I first handled a whole chicken carcass in June last year after watching George make a roast chicken on Masterchef. We really wanted to try it, so I pushed my distaste aside and learned how to remove the crown from the rest of the chicken. I was reasonably successful, and the roast was awesome, but I haven't tried again.
Over the Christmas holidays I found quite a few recipes I wanted to try that I couldn't work out how to adapt to our oddities, so we bought another whole chicken. There are only two of us, so even a small whole chicken is too large for us so I needed to halve it somehow.
I was watching Bill Granger's Bill's Food on DVD and Bill butterflied a whole chicken. I watched him and thought to myself, I can do that. I was determined. I wasn't even going to use food handling gloves. I got up and fetched the chicken from the fridge and removed it from its rapping and was grossed out. I persevered, washing the carcass under the tap. Calling it a carcass probably isn't helping me overcome my issues.

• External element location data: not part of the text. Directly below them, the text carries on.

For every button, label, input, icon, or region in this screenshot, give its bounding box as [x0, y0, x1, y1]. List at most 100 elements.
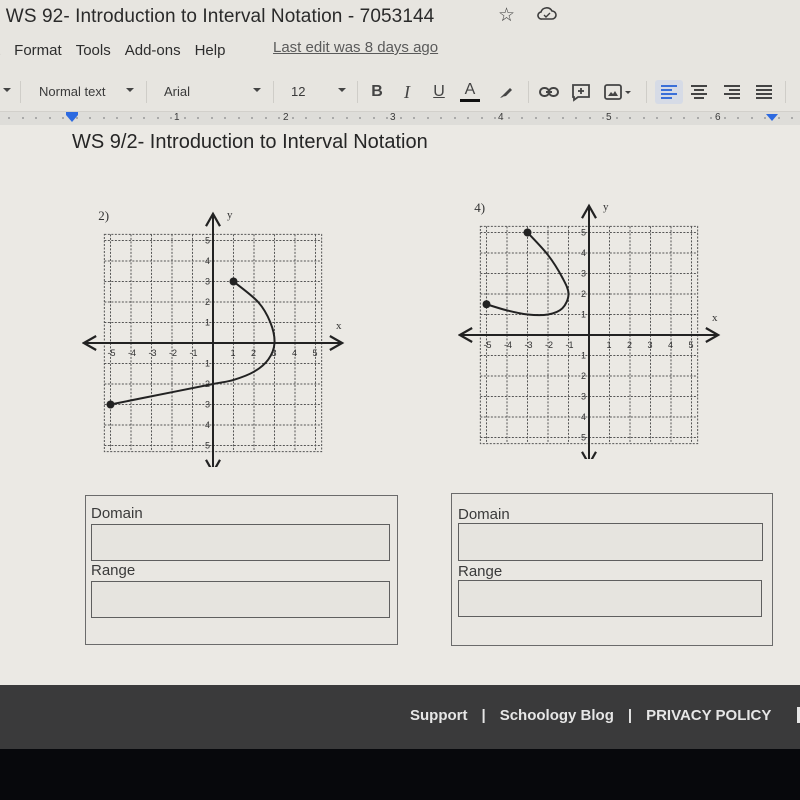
y-tick-label: 1 [205, 318, 210, 328]
x-tick-label: -5 [484, 340, 492, 350]
document-page[interactable]: WS 9/2- Introduction to Interval Notatio… [0, 125, 800, 685]
font-size-select[interactable]: 12 [291, 84, 305, 99]
ruler-tick [588, 117, 591, 119]
ruler-tick [750, 117, 753, 119]
x-tick-label: 5 [313, 348, 318, 358]
y-tick-label: 1 [581, 351, 586, 361]
chevron-down-icon[interactable] [3, 88, 11, 92]
underline-button[interactable]: U [431, 80, 447, 104]
ruler-tick [129, 117, 132, 119]
ruler-tick [102, 117, 105, 119]
footer-separator: | [481, 707, 486, 724]
y-tick-label: 5 [205, 236, 210, 246]
ruler-tick [561, 117, 564, 119]
footer-separator: | [627, 707, 633, 724]
ruler-tick [318, 117, 321, 119]
x-tick-label: -3 [525, 340, 533, 350]
x-tick-label: 4 [668, 340, 673, 350]
ruler-tick [251, 117, 253, 119]
y-tick-label: 4 [205, 420, 210, 430]
range-input[interactable] [458, 580, 762, 617]
font-family-select[interactable]: Arial [164, 84, 190, 99]
bold-button[interactable]: B [368, 80, 386, 104]
justify-icon[interactable] [755, 80, 773, 104]
ruler-tick [413, 117, 415, 119]
ruler-tick [116, 117, 118, 119]
domain-input[interactable] [91, 524, 390, 561]
menu-help[interactable]: Help [195, 42, 226, 59]
italic-button[interactable]: I [399, 80, 415, 104]
ruler-tick [683, 117, 685, 119]
ruler-tick [35, 117, 37, 119]
ruler-tick [737, 117, 739, 119]
ruler-number: 4 [498, 112, 504, 123]
y-tick-label: 4 [581, 248, 586, 258]
menu-tools[interactable]: Tools [76, 42, 111, 59]
ruler-tick [183, 117, 186, 119]
align-center-icon[interactable] [690, 80, 708, 104]
toolbar-divider [20, 81, 21, 103]
text-color-button[interactable]: A [460, 80, 480, 104]
right-indent-marker[interactable] [766, 114, 778, 121]
star-icon[interactable]: ☆ [498, 4, 515, 27]
menu-add-ons[interactable]: Add-ons [125, 42, 181, 59]
x-axis-label: x [336, 320, 342, 332]
toolbar-divider [528, 81, 529, 103]
footer-link-support[interactable]: Support [410, 707, 468, 724]
docs-header: - WS 92- Introduction to Interval Notati… [0, 0, 800, 130]
toolbar-divider [785, 81, 786, 103]
ruler-tick [75, 117, 78, 119]
align-right-icon[interactable] [723, 80, 741, 104]
ruler-tick [710, 117, 712, 119]
domain-input[interactable] [458, 523, 763, 561]
toolbar-divider [357, 81, 358, 103]
ruler-tick [494, 117, 496, 119]
ruler-tick [575, 117, 577, 119]
y-tick-label: 1 [581, 310, 586, 320]
ruler-number: 5 [606, 112, 612, 123]
ruler-number: 1 [174, 112, 180, 123]
ruler-tick [372, 117, 375, 119]
menu-format[interactable]: Format [14, 42, 62, 59]
ruler-tick [696, 117, 699, 119]
worksheet-heading: WS 9/2- Introduction to Interval Notatio… [72, 131, 428, 153]
insert-image-icon[interactable] [603, 80, 633, 104]
cloud-status-icon[interactable] [537, 6, 557, 22]
x-axis-label: x [712, 312, 718, 324]
x-tick-label: 4 [292, 348, 297, 358]
curve-endpoint [106, 400, 115, 409]
last-edit-link[interactable]: Last edit was 8 days ago [273, 39, 438, 56]
x-tick-label: -4 [128, 348, 136, 358]
ruler-tick [764, 117, 766, 119]
range-label: Range [458, 563, 503, 580]
ruler-tick [291, 117, 294, 119]
text-color-glyph: A [464, 81, 476, 98]
highlight-pen-icon[interactable] [497, 80, 515, 104]
document-title[interactable]: - WS 92- Introduction to Interval Notati… [0, 6, 434, 28]
ruler-tick [143, 117, 145, 119]
chevron-down-icon[interactable] [126, 88, 134, 92]
chevron-down-icon[interactable] [253, 88, 261, 92]
link-icon[interactable] [538, 80, 560, 104]
paragraph-style-select[interactable]: Normal text [39, 84, 105, 99]
y-tick-label: 3 [581, 392, 586, 402]
chevron-down-icon[interactable] [338, 88, 346, 92]
add-comment-icon[interactable] [570, 80, 592, 104]
range-input[interactable] [91, 581, 390, 618]
ruler-tick [197, 117, 199, 119]
ruler-tick [791, 117, 793, 119]
ruler-tick [224, 117, 226, 119]
y-axis-label: y [227, 209, 233, 221]
graph-problem-2: y x 2) -5 -4 -3 -2 -1 1 2 3 4 5 5 4 3 2 1 1 2 3 4 5 [82, 197, 352, 467]
ruler[interactable]: 1 2 3 4 5 6 [0, 111, 800, 125]
y-tick-label: 3 [205, 400, 210, 410]
ruler-tick [332, 117, 334, 119]
ruler-tick [237, 117, 240, 119]
align-left-button[interactable] [655, 80, 683, 104]
footer-link-schoology-blog[interactable]: Schoology Blog [500, 707, 614, 724]
footer-link-privacy-policy[interactable]: PRIVACY POLICY [646, 707, 771, 724]
ruler-tick [264, 117, 267, 119]
ruler-tick [426, 117, 429, 119]
ruler-tick [467, 117, 469, 119]
screen: - WS 92- Introduction to Interval Notati… [0, 0, 800, 800]
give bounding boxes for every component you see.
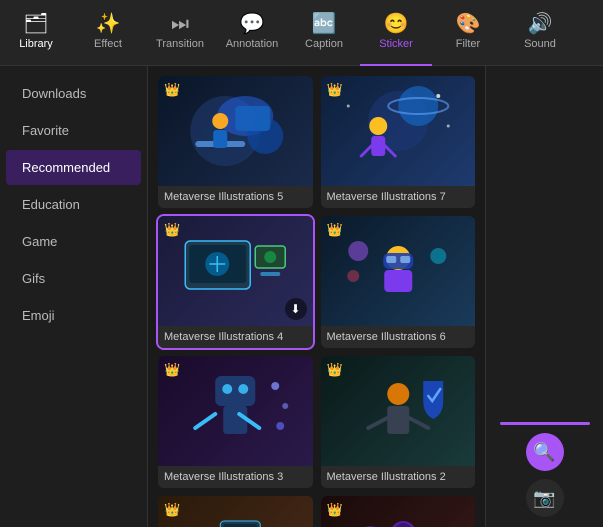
crown-icon: 👑 (164, 502, 180, 518)
sticker-item-meta4[interactable]: 👑 ⬇ Met (158, 216, 313, 348)
right-panel: 🔍 📷 (485, 66, 603, 527)
label-meta4: Metaverse Illustrations 4 (158, 326, 313, 348)
nav-transition[interactable]: ⏭ Transition (144, 0, 216, 66)
thumb-meta4: 👑 ⬇ (158, 216, 313, 326)
sticker-grid: 👑 Metaverse Illustrations 5 (158, 76, 475, 527)
crown-icon: 👑 (327, 502, 343, 518)
sticker-item-meta6[interactable]: 👑 Metaverse Illus (321, 216, 476, 348)
sticker-content: 👑 Metaverse Illustrations 5 (148, 66, 485, 527)
label-meta2: Metaverse Illustrations 2 (321, 466, 476, 488)
sticker-item-meta7[interactable]: 👑 (321, 76, 476, 208)
sidebar-item-emoji[interactable]: Emoji (6, 298, 141, 333)
transition-icon: ⏭ (171, 14, 189, 34)
crown-icon: 👑 (327, 222, 343, 238)
thumb-meta6: 👑 (321, 216, 476, 326)
top-navigation: 🗂 Library ✨ Effect ⏭ Transition 💬 Annota… (0, 0, 603, 66)
nav-sticker[interactable]: 😊 Sticker (360, 0, 432, 66)
sidebar: Downloads Favorite Recommended Education… (0, 66, 148, 527)
caption-icon: 🔤 (312, 14, 337, 34)
thumb-meta1: 👑 (158, 496, 313, 527)
crown-icon: 👑 (164, 222, 180, 238)
camera-icon: 📷 (533, 488, 555, 509)
nav-library[interactable]: 🗂 Library (0, 0, 72, 66)
sidebar-item-downloads[interactable]: Downloads (6, 76, 141, 111)
sidebar-item-favorite[interactable]: Favorite (6, 113, 141, 148)
crown-icon: 👑 (164, 82, 180, 98)
crown-icon: 👑 (327, 82, 343, 98)
filter-icon: 🎨 (456, 14, 481, 34)
search-icon: 🔍 (533, 442, 555, 463)
nav-sound[interactable]: 🔊 Sound (504, 0, 576, 66)
library-icon: 🗂 (23, 14, 48, 34)
crown-icon: 👑 (327, 362, 343, 378)
camera-button[interactable]: 📷 (526, 479, 564, 517)
nav-annotation[interactable]: 💬 Annotation (216, 0, 288, 66)
nav-filter[interactable]: 🎨 Filter (432, 0, 504, 66)
label-meta6: Metaverse Illustrations 6 (321, 326, 476, 348)
label-meta3: Metaverse Illustrations 3 (158, 466, 313, 488)
label-meta7: Metaverse Illustrations 7 (321, 186, 476, 208)
sticker-item-mask-man[interactable]: 👑 (321, 496, 476, 527)
crown-icon: 👑 (164, 362, 180, 378)
thumb-meta7: 👑 (321, 76, 476, 186)
sticker-item-meta2[interactable]: 👑 Metaverse Illustrations 2 (321, 356, 476, 488)
sticker-icon: 😊 (384, 14, 409, 34)
sticker-item-meta3[interactable]: 👑 Me (158, 356, 313, 488)
thumb-mask-man: 👑 (321, 496, 476, 527)
nav-caption[interactable]: 🔤 Caption (288, 0, 360, 66)
sticker-item-meta5[interactable]: 👑 Metaverse Illustrations 5 (158, 76, 313, 208)
search-button[interactable]: 🔍 (526, 433, 564, 471)
sticker-item-meta1[interactable]: 👑 Metaverse Illus (158, 496, 313, 527)
thumb-meta3: 👑 (158, 356, 313, 466)
thumb-meta5: 👑 (158, 76, 313, 186)
label-meta5: Metaverse Illustrations 5 (158, 186, 313, 208)
nav-effect[interactable]: ✨ Effect (72, 0, 144, 66)
annotation-icon: 💬 (240, 14, 265, 34)
sidebar-item-gifs[interactable]: Gifs (6, 261, 141, 296)
thumb-meta2: 👑 (321, 356, 476, 466)
sidebar-item-recommended[interactable]: Recommended (6, 150, 141, 185)
sidebar-item-education[interactable]: Education (6, 187, 141, 222)
main-area: Downloads Favorite Recommended Education… (0, 66, 603, 527)
sidebar-item-game[interactable]: Game (6, 224, 141, 259)
download-icon: ⬇ (285, 298, 307, 320)
sound-icon: 🔊 (528, 14, 553, 34)
effect-icon: ✨ (96, 14, 121, 34)
progress-bar (500, 422, 590, 425)
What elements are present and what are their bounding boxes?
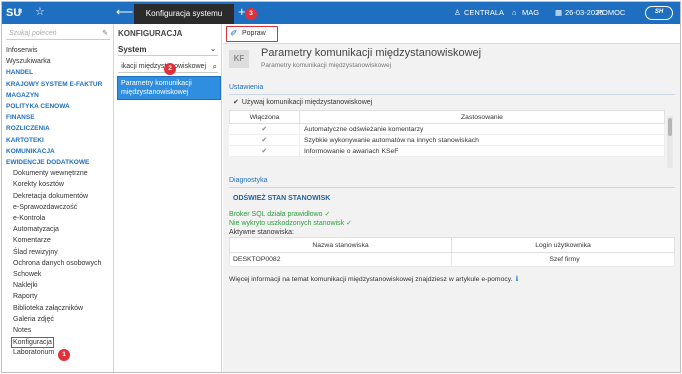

Anyway, while washing I discovered that the innards were still inside the chicken. Grossed out again. And slightly disturbed that the last chicken we bought was innards free... is it or is it not supposed to have its insides still inside? Still, I removed the innards and carried on. Washing it really REALLY well. After its bath and a patting down with kitchen towel, it didn't feel as gross to touch, so I attacked it with a cleaver. I removed the spine and opened it up (washing the inside again) and then turned it over and flatted it down and then cut it into two halves.
This post is purely because I am so proud of myself for successfully cutting a chicken in half. I know, it's sad, but I am. We won't talk about the number of times I've washed my hands since then or the really weird tight nasty feeling they have. I'll have to keep working on that.